QVC adding smartphone shoppers with Zulily purchase
Even as Michael George, CEO of West Chester-based TV and online shopping giant QVC Inc., prepares to start a new channel in France this month, he is planning to spend time in Seattle, home to Zulily Inc., which QVC owner Liberty Interactive Corp. said Monday it had agreed to buy for $2.4 billion in cash and stock.
Even as Michael George, CEO of West Chester-based TV and online shopping giant QVC Inc., prepares to start a new channel in France this month, he is planning to spend time in Seattle, home to Zulily Inc., which QVC owner Liberty Interactive Corp. said Monday it had agreed to buy for $2.4 billion in cash and stock.
Zulily supplies boutique sippy cups, small lots of maternity pants, and thousands more products to smartphone-using mothers in their 20s and 30s.
QVC wants to add Zulily's "millennium moms" to its own base of "35- to 65-year-old women, which Zulily perfectly complements," George said in a Monday afternoon interview, after fielding questions from Zulily software developers and managers.
"We have no plans at this point for any meaningful consolidation," said George, who has been promoted to Liberty's top management board, alongside Liberty founder John Malone and chief executive Gregory B. Maffei as part of the deal. "We'll be in a growth and hiring mode here and in Seattle.

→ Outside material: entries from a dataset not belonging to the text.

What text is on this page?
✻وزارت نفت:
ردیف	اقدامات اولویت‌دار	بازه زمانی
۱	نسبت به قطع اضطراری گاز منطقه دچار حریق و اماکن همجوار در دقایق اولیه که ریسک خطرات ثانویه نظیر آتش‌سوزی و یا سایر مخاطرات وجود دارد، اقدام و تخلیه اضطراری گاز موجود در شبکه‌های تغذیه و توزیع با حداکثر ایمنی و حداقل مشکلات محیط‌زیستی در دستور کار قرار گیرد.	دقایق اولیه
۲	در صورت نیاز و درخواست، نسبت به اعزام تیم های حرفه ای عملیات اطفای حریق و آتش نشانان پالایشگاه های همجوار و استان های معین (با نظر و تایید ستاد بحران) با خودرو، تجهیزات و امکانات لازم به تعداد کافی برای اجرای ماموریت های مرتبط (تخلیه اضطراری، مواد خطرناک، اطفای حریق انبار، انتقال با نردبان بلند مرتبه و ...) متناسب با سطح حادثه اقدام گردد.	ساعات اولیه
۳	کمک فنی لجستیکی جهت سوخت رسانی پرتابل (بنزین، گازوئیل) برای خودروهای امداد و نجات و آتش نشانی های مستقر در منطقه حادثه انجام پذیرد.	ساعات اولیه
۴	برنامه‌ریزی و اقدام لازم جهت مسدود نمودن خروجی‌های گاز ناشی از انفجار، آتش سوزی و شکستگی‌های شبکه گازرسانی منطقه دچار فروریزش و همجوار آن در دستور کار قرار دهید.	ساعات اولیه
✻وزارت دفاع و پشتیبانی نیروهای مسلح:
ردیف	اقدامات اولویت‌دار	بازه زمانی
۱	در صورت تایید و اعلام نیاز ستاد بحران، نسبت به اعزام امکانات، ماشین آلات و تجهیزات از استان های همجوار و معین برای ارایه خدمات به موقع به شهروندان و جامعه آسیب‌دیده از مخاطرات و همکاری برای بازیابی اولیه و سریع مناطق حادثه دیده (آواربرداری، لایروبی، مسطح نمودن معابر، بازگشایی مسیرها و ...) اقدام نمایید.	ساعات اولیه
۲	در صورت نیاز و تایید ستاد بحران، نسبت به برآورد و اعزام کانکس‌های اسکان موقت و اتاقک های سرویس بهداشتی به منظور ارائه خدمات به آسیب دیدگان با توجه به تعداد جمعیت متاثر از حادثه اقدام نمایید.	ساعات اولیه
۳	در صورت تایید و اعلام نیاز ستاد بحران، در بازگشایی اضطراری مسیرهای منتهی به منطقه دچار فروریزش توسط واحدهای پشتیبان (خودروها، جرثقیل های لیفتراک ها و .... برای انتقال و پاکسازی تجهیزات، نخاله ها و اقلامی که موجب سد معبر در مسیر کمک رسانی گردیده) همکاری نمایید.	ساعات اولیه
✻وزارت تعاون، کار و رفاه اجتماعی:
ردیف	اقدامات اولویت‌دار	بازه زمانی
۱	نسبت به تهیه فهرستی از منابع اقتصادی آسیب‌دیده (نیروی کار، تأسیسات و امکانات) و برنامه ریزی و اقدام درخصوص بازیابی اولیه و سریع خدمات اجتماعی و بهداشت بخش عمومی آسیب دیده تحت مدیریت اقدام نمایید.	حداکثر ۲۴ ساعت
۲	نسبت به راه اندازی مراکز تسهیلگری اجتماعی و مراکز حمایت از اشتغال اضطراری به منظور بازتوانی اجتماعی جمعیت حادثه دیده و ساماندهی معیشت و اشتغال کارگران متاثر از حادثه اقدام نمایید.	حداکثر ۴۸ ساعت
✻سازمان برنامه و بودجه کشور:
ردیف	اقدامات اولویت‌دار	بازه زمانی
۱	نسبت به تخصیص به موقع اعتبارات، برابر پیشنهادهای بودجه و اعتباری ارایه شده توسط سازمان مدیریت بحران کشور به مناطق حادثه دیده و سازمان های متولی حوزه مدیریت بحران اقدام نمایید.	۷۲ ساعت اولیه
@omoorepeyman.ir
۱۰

We will let the two companies operate as they do today."
Both companies' mobile-apps developer groups, for example, will continue to connect iPhones and Android phones to shoppers for their respective businesses.
For Zulily investors, led by China-based Alibaba Group, the sale price works out to a disappointing $18.75 a share, above Zulily's recent trading price but below the $22 a share Zulily collected when it went public amid soaring expectations in 2013, and just a quarter of its peak stock price last year.

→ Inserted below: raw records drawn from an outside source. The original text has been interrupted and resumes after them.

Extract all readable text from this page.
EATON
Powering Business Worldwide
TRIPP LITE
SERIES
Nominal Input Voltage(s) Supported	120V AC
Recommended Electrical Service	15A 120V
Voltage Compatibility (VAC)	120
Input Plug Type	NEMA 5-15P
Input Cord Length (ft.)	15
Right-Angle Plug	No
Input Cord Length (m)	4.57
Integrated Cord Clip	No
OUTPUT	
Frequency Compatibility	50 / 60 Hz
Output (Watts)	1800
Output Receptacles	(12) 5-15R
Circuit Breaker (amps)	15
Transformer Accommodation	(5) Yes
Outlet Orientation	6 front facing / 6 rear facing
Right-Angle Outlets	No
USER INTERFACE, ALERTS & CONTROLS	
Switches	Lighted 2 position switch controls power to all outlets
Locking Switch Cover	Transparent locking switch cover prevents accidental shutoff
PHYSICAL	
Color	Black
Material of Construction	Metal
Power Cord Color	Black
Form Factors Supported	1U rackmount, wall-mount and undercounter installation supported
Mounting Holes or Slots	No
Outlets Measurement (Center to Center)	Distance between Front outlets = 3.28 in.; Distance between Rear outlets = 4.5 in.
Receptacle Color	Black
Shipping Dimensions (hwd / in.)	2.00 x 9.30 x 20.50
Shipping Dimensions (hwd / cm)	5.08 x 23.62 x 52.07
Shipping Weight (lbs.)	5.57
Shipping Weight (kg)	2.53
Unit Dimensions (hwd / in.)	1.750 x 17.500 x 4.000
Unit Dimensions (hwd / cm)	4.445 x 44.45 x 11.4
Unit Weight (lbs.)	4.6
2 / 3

Zulily annual sales topped $1 billion just four years after it was started in 2010, but did not rise fast enough to justify tech investors' superheated hopes that it could become an Amazon-like shopping leader for smartphone users.

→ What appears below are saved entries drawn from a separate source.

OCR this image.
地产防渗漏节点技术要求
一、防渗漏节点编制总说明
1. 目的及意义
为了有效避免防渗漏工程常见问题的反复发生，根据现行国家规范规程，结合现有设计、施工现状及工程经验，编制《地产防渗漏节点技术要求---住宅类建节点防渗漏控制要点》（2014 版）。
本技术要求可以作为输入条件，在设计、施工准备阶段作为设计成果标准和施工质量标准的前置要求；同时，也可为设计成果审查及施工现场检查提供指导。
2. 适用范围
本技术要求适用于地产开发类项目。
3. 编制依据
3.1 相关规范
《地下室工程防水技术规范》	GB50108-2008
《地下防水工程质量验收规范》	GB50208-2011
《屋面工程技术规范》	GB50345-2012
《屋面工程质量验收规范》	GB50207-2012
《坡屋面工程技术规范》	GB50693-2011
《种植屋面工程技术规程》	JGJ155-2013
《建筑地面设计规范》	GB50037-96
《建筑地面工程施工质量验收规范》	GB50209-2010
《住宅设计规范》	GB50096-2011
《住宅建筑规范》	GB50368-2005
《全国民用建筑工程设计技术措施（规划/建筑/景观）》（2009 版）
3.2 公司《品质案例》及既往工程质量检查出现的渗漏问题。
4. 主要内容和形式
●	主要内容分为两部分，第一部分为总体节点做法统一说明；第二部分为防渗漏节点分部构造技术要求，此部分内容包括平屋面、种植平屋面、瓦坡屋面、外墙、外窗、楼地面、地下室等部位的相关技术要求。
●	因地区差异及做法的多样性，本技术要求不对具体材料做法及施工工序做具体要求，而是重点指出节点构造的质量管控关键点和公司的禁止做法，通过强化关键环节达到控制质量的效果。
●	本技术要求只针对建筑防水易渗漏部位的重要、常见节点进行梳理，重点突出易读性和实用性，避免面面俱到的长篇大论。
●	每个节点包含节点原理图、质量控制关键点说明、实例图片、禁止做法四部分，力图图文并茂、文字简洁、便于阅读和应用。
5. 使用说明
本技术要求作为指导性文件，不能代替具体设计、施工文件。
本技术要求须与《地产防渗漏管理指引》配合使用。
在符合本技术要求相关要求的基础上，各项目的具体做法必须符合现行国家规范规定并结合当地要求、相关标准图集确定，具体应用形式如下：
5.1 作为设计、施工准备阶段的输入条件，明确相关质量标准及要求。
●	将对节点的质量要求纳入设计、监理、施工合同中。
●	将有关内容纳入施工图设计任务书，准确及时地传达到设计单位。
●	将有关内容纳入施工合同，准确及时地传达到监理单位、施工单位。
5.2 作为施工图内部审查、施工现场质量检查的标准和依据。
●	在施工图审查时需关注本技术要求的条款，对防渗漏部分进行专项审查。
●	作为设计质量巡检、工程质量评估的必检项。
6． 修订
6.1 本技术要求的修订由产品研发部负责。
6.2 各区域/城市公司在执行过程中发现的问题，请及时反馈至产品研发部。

As shares fell to more affordable levels, Liberty CEO Maffei called Zulily cofounder Mark Vadon earlier this year, "and we began the dialogue," Maffei told investors in a conference call Monday.
While QVC buyers typically caught the habit as viewers of its home-shopping channels and moved online as desktop computers became ubiquitous, Zulily reaches its typical younger customer tapping her iPhone "when she's in line at Starbucks waiting for her drink," or in the line of cars to pick up her children after school, said Zulily cofounder Darrell Cavens in the conference call.
Only 6 percent of Zulily's customers also shop on QVC, a percentage that QVC wants to boost.
"A large number of our products don't have a [Uniform Product Code bar code] symbol" and can't be purchased in retail store chains, but are boutique products sold mostly online, Cavens told investors. He said Zulily can be a "farm system" for helping QVC users "discover" new products and makers.
Maffei called Zulily "the Internet, younger version of QVC."
"It does feel there's a broader push toward a younger customer" at QVC, retail analyst Matt Nemer at Wells Fargo Securities said during the conference call.
The companies said they will speed sales growth by swapping vendor and customer lists and applying the best practices from each firm. Maffei said higher sales and cost-cutting would enable Liberty to keep buying back shares, propping up its stock price.
A combined QVC and Zulily will deliver more than 230 million merchandise units, worth more than $10 billion, to nearly 20 million customers in 85 countries this year.
QVC and other Liberty Interactive businesses employ about 20,000, including around 2,800 at the company's QVC Studio Park headquarters and other sites near West Chester, and 1,200 warehouse workers in Lancaster County; area employment has been flat for the last decade. Zulily employs about 2,900.